I am surprised if LloydsTSB (as it then was) didn't see the likelihood of that coming and should have refused to proceed with the shotgun wedding to HBOS, but given the drop in service when Lloyds borged the original TSB ("What do you mean, I now have to fill in a paper deposit form, when I used to be able to simply just hand over my Speedbank card (or pay in at the ATM itself)?!"), I find it hard to have all that much sympathy for them.
-
Monday 4th February 2019 14:59 GMT Anonymous Coward
"I am surprised if LloydsTSB (as it then was) didn't see the likelihood of that coming and should have refused to proceed with the shotgun wedding to HBOS"
So I'm the original AC, and I'm not really blaming the EU, Lloyds were given assurances around the merger rules. But what they didn't appreciate was the level of toxic debt saddled with HBOS, meaning the government needed to take a 40% stake in the company - this constituted state aid which meant they needed to sell off TSB to comply with the EU rules.

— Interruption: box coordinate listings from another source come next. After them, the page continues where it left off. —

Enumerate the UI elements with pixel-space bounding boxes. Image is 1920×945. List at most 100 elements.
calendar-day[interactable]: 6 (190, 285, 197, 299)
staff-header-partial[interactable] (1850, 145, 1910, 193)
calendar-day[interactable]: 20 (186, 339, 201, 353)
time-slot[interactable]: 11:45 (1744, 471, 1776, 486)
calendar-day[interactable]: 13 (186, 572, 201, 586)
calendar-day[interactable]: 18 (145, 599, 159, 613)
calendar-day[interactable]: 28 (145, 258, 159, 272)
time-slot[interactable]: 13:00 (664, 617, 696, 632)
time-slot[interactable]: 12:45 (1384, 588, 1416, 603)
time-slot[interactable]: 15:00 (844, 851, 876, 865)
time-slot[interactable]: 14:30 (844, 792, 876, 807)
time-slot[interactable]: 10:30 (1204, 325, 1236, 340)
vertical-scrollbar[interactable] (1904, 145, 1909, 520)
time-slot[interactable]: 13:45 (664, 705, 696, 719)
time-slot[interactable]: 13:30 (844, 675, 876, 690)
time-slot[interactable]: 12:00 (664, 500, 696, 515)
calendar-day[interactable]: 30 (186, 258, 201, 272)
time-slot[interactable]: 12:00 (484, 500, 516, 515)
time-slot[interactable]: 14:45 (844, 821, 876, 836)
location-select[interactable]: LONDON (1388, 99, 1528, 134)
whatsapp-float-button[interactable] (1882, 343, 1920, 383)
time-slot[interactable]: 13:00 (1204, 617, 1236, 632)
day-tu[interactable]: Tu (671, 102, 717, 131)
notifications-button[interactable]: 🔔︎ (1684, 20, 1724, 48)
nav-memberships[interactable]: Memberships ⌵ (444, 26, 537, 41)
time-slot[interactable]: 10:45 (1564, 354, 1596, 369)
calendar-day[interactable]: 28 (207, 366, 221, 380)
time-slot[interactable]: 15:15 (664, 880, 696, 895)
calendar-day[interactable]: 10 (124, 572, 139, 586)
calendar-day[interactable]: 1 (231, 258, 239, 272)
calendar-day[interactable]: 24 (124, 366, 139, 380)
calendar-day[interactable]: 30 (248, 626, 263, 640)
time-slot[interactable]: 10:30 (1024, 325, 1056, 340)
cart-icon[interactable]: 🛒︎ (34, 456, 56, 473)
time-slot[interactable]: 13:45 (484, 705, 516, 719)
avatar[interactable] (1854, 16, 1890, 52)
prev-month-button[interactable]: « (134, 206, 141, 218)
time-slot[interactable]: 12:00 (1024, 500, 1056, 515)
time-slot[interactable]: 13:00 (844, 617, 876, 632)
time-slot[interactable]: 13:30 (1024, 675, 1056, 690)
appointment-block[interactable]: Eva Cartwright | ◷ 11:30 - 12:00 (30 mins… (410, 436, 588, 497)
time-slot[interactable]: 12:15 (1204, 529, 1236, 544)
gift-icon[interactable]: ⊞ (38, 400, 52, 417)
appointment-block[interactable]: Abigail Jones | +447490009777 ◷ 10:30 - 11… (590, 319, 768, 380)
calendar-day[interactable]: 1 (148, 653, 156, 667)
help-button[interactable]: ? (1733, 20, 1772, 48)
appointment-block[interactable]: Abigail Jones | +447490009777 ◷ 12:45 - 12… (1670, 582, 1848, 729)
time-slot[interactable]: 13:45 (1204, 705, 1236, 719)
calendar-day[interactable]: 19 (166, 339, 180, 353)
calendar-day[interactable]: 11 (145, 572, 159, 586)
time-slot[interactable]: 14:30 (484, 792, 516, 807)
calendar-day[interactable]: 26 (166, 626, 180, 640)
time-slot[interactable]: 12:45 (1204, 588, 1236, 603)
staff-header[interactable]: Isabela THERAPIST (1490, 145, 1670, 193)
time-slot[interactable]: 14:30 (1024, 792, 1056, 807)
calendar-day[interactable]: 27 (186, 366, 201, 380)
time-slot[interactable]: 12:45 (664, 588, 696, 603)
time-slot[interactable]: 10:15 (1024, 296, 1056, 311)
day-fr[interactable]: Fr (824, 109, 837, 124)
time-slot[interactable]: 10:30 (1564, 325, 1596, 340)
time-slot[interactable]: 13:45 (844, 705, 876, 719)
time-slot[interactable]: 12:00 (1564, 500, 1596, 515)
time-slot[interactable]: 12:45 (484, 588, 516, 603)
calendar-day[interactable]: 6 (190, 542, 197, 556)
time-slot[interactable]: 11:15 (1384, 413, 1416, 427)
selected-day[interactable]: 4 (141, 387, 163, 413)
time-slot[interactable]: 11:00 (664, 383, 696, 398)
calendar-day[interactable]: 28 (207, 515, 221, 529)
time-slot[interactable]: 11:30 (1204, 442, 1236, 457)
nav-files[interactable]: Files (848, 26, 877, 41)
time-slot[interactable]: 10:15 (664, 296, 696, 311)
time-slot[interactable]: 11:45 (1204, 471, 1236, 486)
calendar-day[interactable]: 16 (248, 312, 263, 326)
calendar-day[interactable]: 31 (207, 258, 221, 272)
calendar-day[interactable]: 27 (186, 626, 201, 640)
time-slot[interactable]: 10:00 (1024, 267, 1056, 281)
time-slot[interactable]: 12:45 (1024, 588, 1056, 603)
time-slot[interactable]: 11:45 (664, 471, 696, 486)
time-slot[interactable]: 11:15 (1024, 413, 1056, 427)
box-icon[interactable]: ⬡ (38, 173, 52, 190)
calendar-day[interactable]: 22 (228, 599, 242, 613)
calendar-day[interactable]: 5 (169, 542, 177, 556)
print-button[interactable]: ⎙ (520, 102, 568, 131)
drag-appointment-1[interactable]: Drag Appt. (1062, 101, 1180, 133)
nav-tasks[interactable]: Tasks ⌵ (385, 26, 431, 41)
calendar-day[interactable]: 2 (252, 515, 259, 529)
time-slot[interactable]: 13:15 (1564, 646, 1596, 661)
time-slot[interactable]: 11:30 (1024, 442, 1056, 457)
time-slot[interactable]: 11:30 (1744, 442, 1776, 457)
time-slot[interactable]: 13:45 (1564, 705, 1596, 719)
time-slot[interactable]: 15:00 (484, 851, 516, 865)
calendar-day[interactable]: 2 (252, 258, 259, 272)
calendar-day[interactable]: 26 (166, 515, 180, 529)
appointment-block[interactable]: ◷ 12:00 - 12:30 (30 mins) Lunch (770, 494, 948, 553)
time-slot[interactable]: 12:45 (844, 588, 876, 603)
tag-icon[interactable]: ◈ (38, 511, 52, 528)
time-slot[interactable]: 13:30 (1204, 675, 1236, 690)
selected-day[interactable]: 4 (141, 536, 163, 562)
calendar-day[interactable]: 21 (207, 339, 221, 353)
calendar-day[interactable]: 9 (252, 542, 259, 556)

It was a bit of a clusterfcuk all round that saved one bank from destruction, but had the collateral damage of almost sinking another.
-
-
-
-
-
Saturday 2nd February 2019 22:58 GMT John Brown (no body)
forgone income of £33.5m
"forgone income of £33.5m, which was mostly due to waived fees and charges as a result of the disruption."
That implies that they'd have that income if they'd not screwed up. But since they screwed up, it was their fault that customers incurred those fees and charges in the first place. This isn't "foregone income", it's non-existent income.